I'm having a hard time getting through the later 70s Franco, so I decided to reestablish my faith and revisit the movie that made me his fan, The Diabolical Dr. Z. I'm pleasantly surprised that its better than I remembered and there's a convincing argument that its his finest film in total. My memory of DDZ was a very murky, visual, classy old-school horror film in the Hammer film vein. Now, I sense the wildly disparate influences of The Cabinet of Dr. Caligari, Coffin Joe movies, James Bond movies, Godard and Orson Welles. Franco worked so well under the financed but heavily censored Spanish film industry. That previous life under rule of Generalissimo Franco informs all of his creative work and the uncompromising, unrepressed, anti-collectivist attitude towards his own life. But under these constraints, his genius was more combustible, angry, subtle, very, very professional and not yet bitter, disillusioned or demoralized. Given just a little more leeway, like filmmakers in the States, Jess Franco could've become a massive director in the mainstream realm.
Diabolical Dr Z is that superior kind of horror film that is appealing in broad ways but owns an authentic strangeness and audacity. The plot centers not on Dr. Z but his daughter and how she has inherited his madness and a violent sexual repression from him. Cold, cerebral and beyond sexual relationships, "Irma Zimmerman" does love a male scientist who is in love with a jazz club burlesque dancer, who is in touch with her sexuality and femininity. Irma uses her dad's mad science to turn the stripper into a kind of sexy somnambulist killer to aid her in murdering the enemies of her late father. This is the most plot any Franco film has and, given its comic book logic, all of it makes sense and is played seriously. No other Franco film that I've seen has so much attention to character, plotting, pacing and a satisfying ending, which is still ambiguous in Franco fashion.

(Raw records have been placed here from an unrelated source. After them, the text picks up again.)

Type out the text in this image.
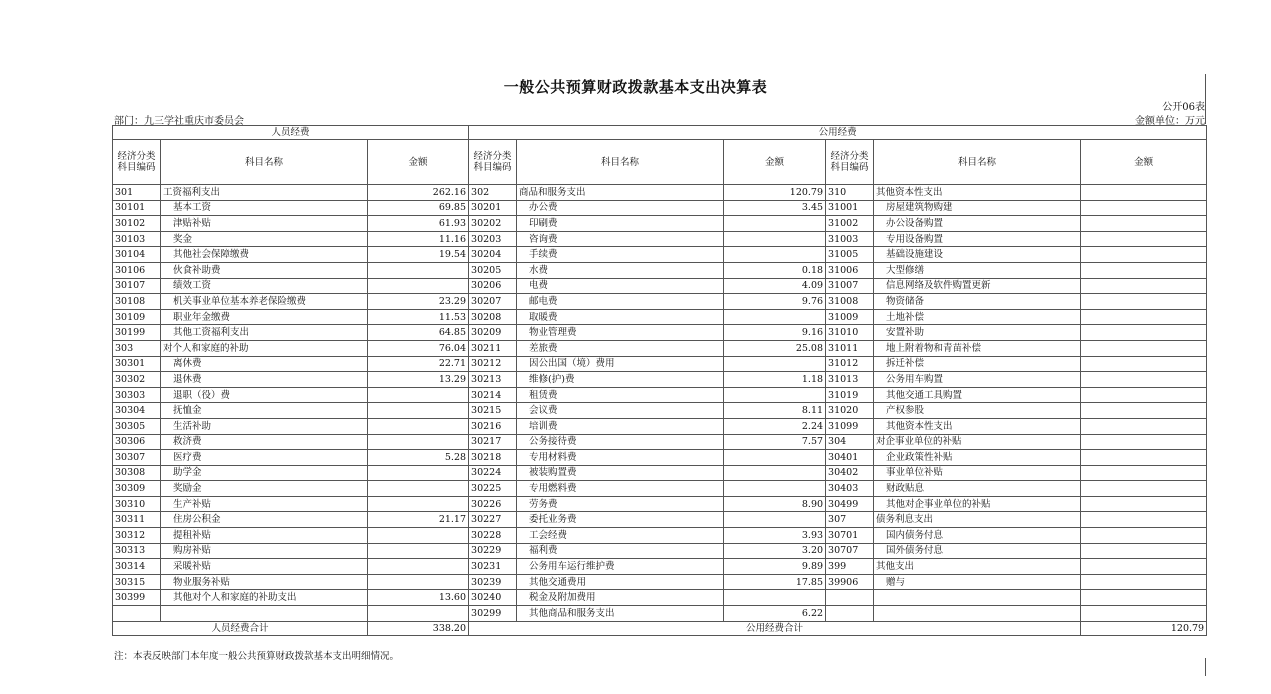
一般公共预算财政拨款基本支出决算表
公开06表
部门：九三学社重庆市委员会	金额单位：万元
人员经费			公用经费					
经济分类科目编码	科目名称	金额	经济分类科目编码	科目名称	金额	经济分类科目编码	科目名称	金额
301	工资福利支出	262.16	302	商品和服务支出	120.79	310	其他资本性支出	
30101	基本工资	69.85	30201	办公费	3.45	31001	房屋建筑物购建	
30102	津贴补贴	61.93	30202	印刷费		31002	办公设备购置	
30103	奖金	11.16	30203	咨询费		31003	专用设备购置	
30104	其他社会保障缴费	19.54	30204	手续费		31005	基础设施建设	
30106	伙食补助费		30205	水费	0.18	31006	大型修缮	
30107	绩效工资		30206	电费	4.09	31007	信息网络及软件购置更新	
30108	机关事业单位基本养老保险缴费	23.29	30207	邮电费	9.76	31008	物资储备	
30109	职业年金缴费	11.53	30208	取暖费		31009	土地补偿	
30199	其他工资福利支出	64.85	30209	物业管理费	9.16	31010	安置补助	
303	对个人和家庭的补助	76.04	30211	差旅费	25.08	31011	地上附着物和青苗补偿	
30301	离休费	22.71	30212	因公出国（境）费用		31012	拆迁补偿	
30302	退休费	13.29	30213	维修(护)费	1.18	31013	公务用车购置	
30303	退职（役）费		30214	租赁费		31019	其他交通工具购置	
30304	抚恤金		30215	会议费	8.11	31020	产权参股	
30305	生活补助		30216	培训费	2.24	31099	其他资本性支出	
30306	救济费		30217	公务接待费	7.57	304	对企事业单位的补贴	
30307	医疗费	5.28	30218	专用材料费		30401	企业政策性补贴	
30308	助学金		30224	被装购置费		30402	事业单位补贴	
30309	奖励金		30225	专用燃料费		30403	财政贴息	
30310	生产补贴		30226	劳务费	8.90	30499	其他对企事业单位的补贴	
30311	住房公积金	21.17	30227	委托业务费		307	债务利息支出	
30312	提租补贴		30228	工会经费	3.93	30701	国内债务付息	
30313	购房补贴		30229	福利费	3.20	30707	国外债务付息	
30314	采暖补贴		30231	公务用车运行维护费	9.89	399	其他支出	
30315	物业服务补贴		30239	其他交通费用	17.85	39906	赠与	
30399	其他对个人和家庭的补助支出	13.60	30240	税金及附加费用				
			30299	其他商品和服务支出	6.22			
人员经费合计		338.20	公用经费合计					120.79
注：本表反映部门本年度一般公共预算财政拨款基本支出明细情况。
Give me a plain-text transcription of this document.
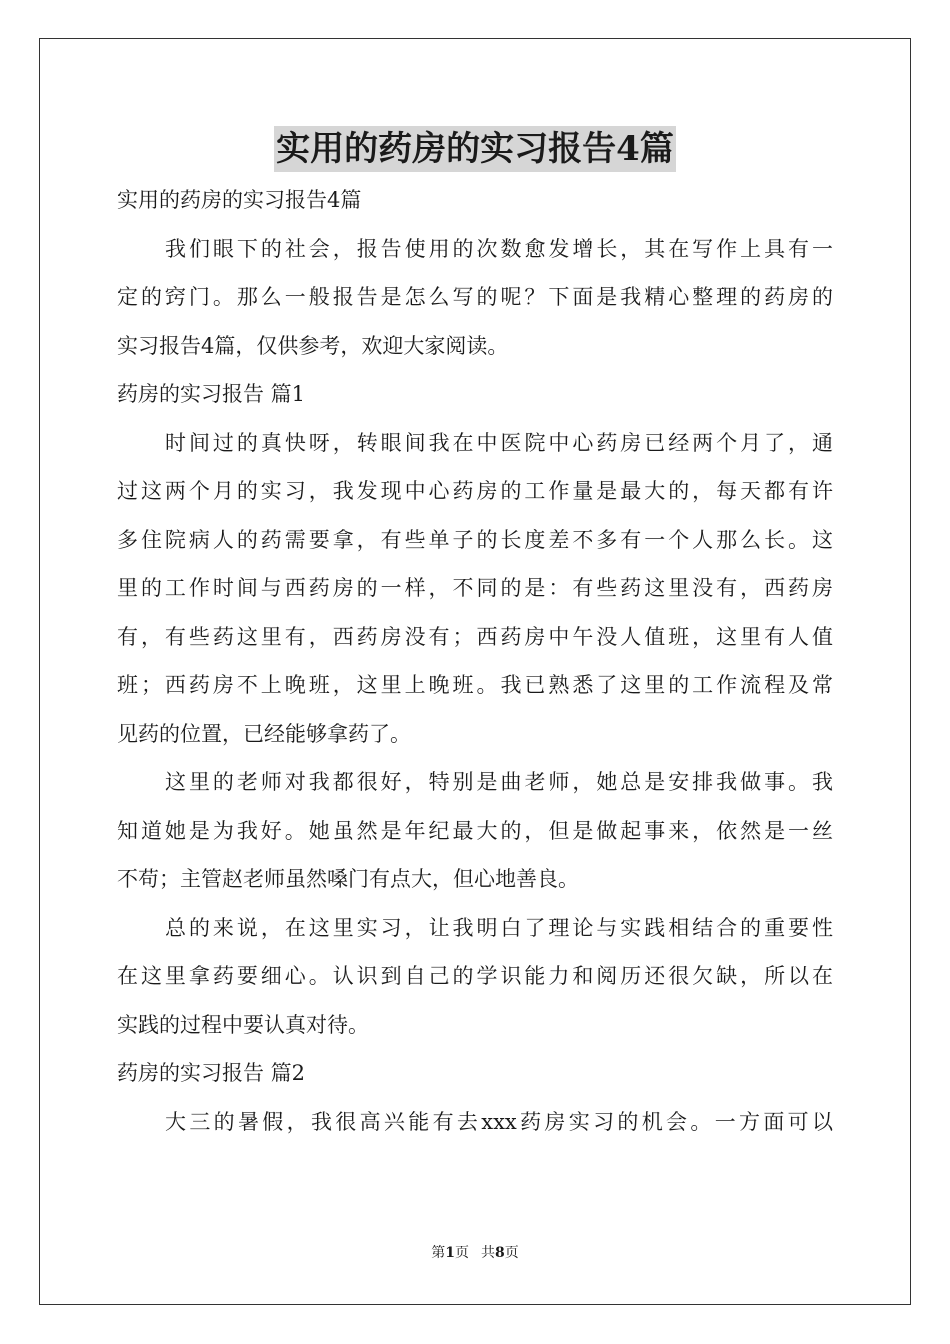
实用的药房的实习报告4篇
实用的药房的实习报告4篇
我们眼下的社会，报告使用的次数愈发增长，其在写作上具有一
定的窍门。那么一般报告是怎么写的呢？下面是我精心整理的药房的
实习报告4篇，仅供参考，欢迎大家阅读。
药房的实习报告 篇1
时间过的真快呀，转眼间我在中医院中心药房已经两个月了，通
过这两个月的实习，我发现中心药房的工作量是最大的，每天都有许
多住院病人的药需要拿，有些单子的长度差不多有一个人那么长。这
里的工作时间与西药房的一样，不同的是：有些药这里没有，西药房
有，有些药这里有，西药房没有；西药房中午没人值班，这里有人值
班；西药房不上晚班，这里上晚班。我已熟悉了这里的工作流程及常
见药的位置，已经能够拿药了。
这里的老师对我都很好，特别是曲老师，她总是安排我做事。我
知道她是为我好。她虽然是年纪最大的，但是做起事来，依然是一丝
不苟；主管赵老师虽然嗓门有点大，但心地善良。
总的来说，在这里实习，让我明白了理论与实践相结合的重要性
在这里拿药要细心。认识到自己的学识能力和阅历还很欠缺，所以在
实践的过程中要认真对待。
药房的实习报告 篇2
大三的暑假，我很高兴能有去xxx药房实习的机会。一方面可以
第1页 共8页
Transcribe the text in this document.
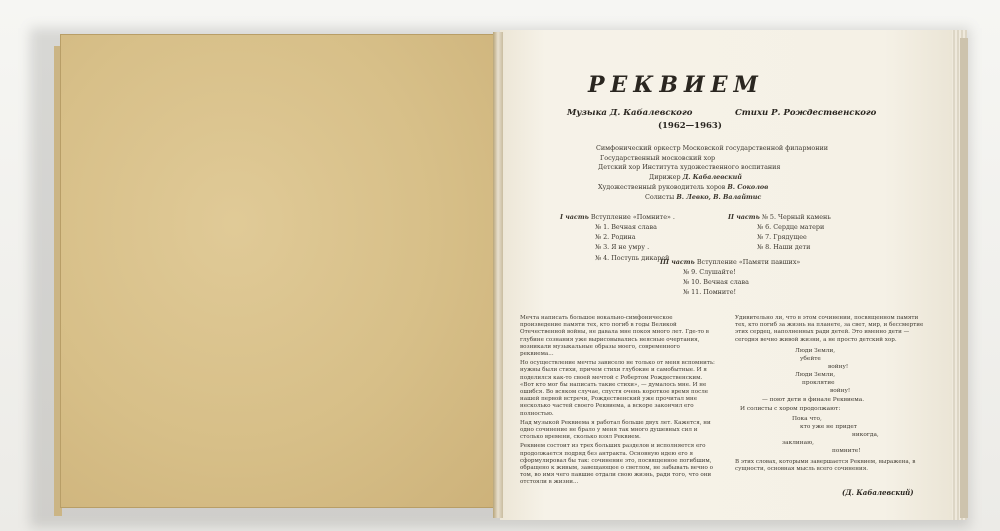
РЕКВИЕМ
Музыка Д. Кабалевского	Стихи Р. Рождественского
(1962—1963)
Симфонический оркестр Московской государственной филармонии
Государственный московский хор
Детский хор Института художественного воспитания
Дирижер Д. Кабалевский
Художественный руководитель хоров В. Соколов
Солисты В. Левко, В. Валайтис
I часть Вступление «Помните» .
№ 1. Вечная слава
№ 2. Родина
№ 3. Я не умру .
№ 4. Поступь дикарей
II часть № 5. Черный камень
№ 6. Сердце матери
№ 7. Грядущее
№ 8. Наши дети
III часть Вступление «Памяти павших»
№ 9. Слушайте!
№ 10. Вечная слава
№ 11. Помните!

Мечта написать большое вокально-симфоническое произведение памяти тех, кто погиб в годы Великой Отечественной войны, не давала мне покоя много лет. Где-то в глубине сознания уже вырисовывались неясные очертания, возникали музыкальные образы моего, современного реквиема...

Но осуществление мечты зависело не только от меня вспомнить: нужны были стихи, причем стихи глубокие и самобытные. И я поделился как-то своей мечтой с Робертом Рождественским. «Вот кто мог бы написать такие стихи», — думалось мне. И не ошибся. Во всяком случае, спустя очень короткое время после нашей первой встречи, Рождественский уже прочитал мне несколько частей своего Реквиема, а вскоре закончил его полностью.

Над музыкой Реквиема я работал больше двух лет. Кажется, ни одно сочинение не брало у меня так много душевных сил и столько времени, сколько взял Реквием.

Реквием состоит из трех больших разделов и исполняется его продолжается подряд без антракта. Основную идею его я сформулировал бы так: сочинение это, посвященное погибшим, обращено к живым, завещающее о светлом, не забывать вечно о том, во имя чего павшие отдали свою жизнь, ради того, что они отстояли в жизни...

Удивительно ли, что в этом сочинении, посвященном памяти тех, кто погиб за жизнь на планете, за свет, мир, и бессмертие этих сердец, наполненных ради детей. Это именно дети — сегодня вечно живой жизни, а не просто детский хор.

Люди Земли,
убейте
войну!
Люди Земли,
проклятие
войну!
— поют дети в финале Реквиема.
И солисты с хором продолжают:
Пока что,
кто уже не придет
никогда,
заклинаю,
помните!

В этих словах, которыми завершается Реквием, выражена, в сущности, основная мысль всего сочинения.

(Д. Кабалевский)
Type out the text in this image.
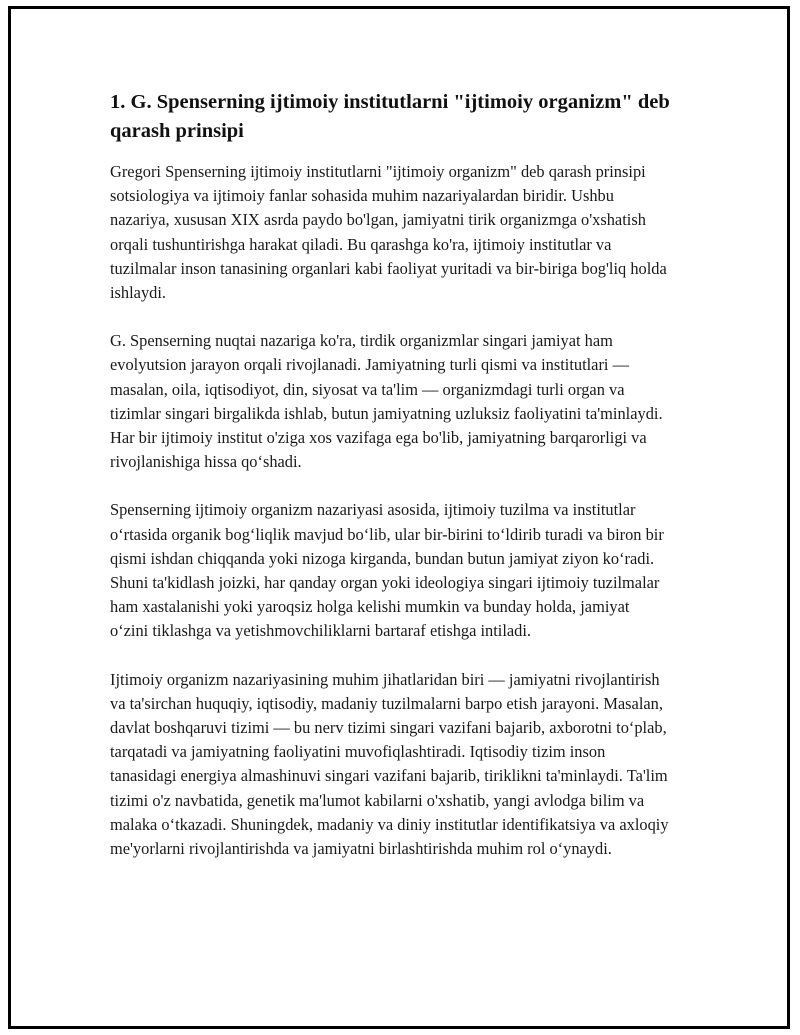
1. G. Spenserning ijtimoiy institutlarni "ijtimoiy organizm" deb qarash prinsipi

Gregori Spenserning ijtimoiy institutlarni "ijtimoiy organizm" deb qarash prinsipi sotsiologiya va ijtimoiy fanlar sohasida muhim nazariyalardan biridir. Ushbu nazariya, xususan XIX asrda paydo bo'lgan, jamiyatni tirik organizmga o'xshatish orqali tushuntirishga harakat qiladi. Bu qarashga ko'ra, ijtimoiy institutlar va tuzilmalar inson tanasining organlari kabi faoliyat yuritadi va bir-biriga bog'liq holda ishlaydi.

G. Spenserning nuqtai nazariga ko'ra, tirdik organizmlar singari jamiyat ham evolyutsion jarayon orqali rivojlanadi. Jamiyatning turli qismi va institutlari — masalan, oila, iqtisodiyot, din, siyosat va ta'lim — organizmdagi turli organ va tizimlar singari birgalikda ishlab, butun jamiyatning uzluksiz faoliyatini ta'minlaydi. Har bir ijtimoiy institut o'ziga xos vazifaga ega bo'lib, jamiyatning barqarorligi va rivojlanishiga hissa qo‘shadi.

Spenserning ijtimoiy organizm nazariyasi asosida, ijtimoiy tuzilma va institutlar o‘rtasida organik bog‘liqlik mavjud bo‘lib, ular bir-birini to‘ldirib turadi va biron bir qismi ishdan chiqqanda yoki nizoga kirganda, bundan butun jamiyat ziyon ko‘radi. Shuni ta'kidlash joizki, har qanday organ yoki ideologiya singari ijtimoiy tuzilmalar ham xastalanishi yoki yaroqsiz holga kelishi mumkin va bunday holda, jamiyat o‘zini tiklashga va yetishmovchiliklarni bartaraf etishga intiladi.

Ijtimoiy organizm nazariyasining muhim jihatlaridan biri — jamiyatni rivojlantirish va ta'sirchan huquqiy, iqtisodiy, madaniy tuzilmalarni barpo etish jarayoni. Masalan, davlat boshqaruvi tizimi — bu nerv tizimi singari vazifani bajarib, axborotni to‘plab, tarqatadi va jamiyatning faoliyatini muvofiqlashtiradi. Iqtisodiy tizim inson tanasidagi energiya almashinuvi singari vazifani bajarib, tiriklikni ta'minlaydi. Ta'lim tizimi o'z navbatida, genetik ma'lumot kabilarni o'xshatib, yangi avlodga bilim va malaka o‘tkazadi. Shuningdek, madaniy va diniy institutlar identifikatsiya va axloqiy me'yorlarni rivojlantirishda va jamiyatni birlashtirishda muhim rol o‘ynaydi.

Maybe because Franco was still finding his lane, he injects so many different ideas, experiments and references. With a built-in wide audience, he pays more respect to the tastes and expectations of the average viewer. And with so many rules on content, Franco is way more clever and understated in his handling of violence, sex, social commentary and satire.
Besides being endlessly watchable, its important in understanding the context of later Franco films. The Other Side of The Mirror would resurrect the themes of frigid females and their oppressive fathers. The manipulation games, power struggles and use of guilt between women in the feminist movement would be visited often in his lesbian/vampire/women in prison films. And Dr. Z may represent Franco's ego best as an unpopular mad genius who is attacked and exiled by his contemporaries to live a life of solitary, vengeful experimentation of the minds, hearts and sex organs of those who wrongfully judged him.
* Having new seen Franco's earlier The Awful Dr. Orloff, I can re-contextualize Diabolical Dr. Z as essentially a gender-swapping remake. DDZ is still a much better film but not the the originator of its plot. (But TADO wouldn't exist without Eyes Without A Face sooo...) Franco was one of the earliest post-modernists in film, combining plot elements into Frankenstein creatures. DDZ is a hybrid of Orloff and his already established franchise of feminist films.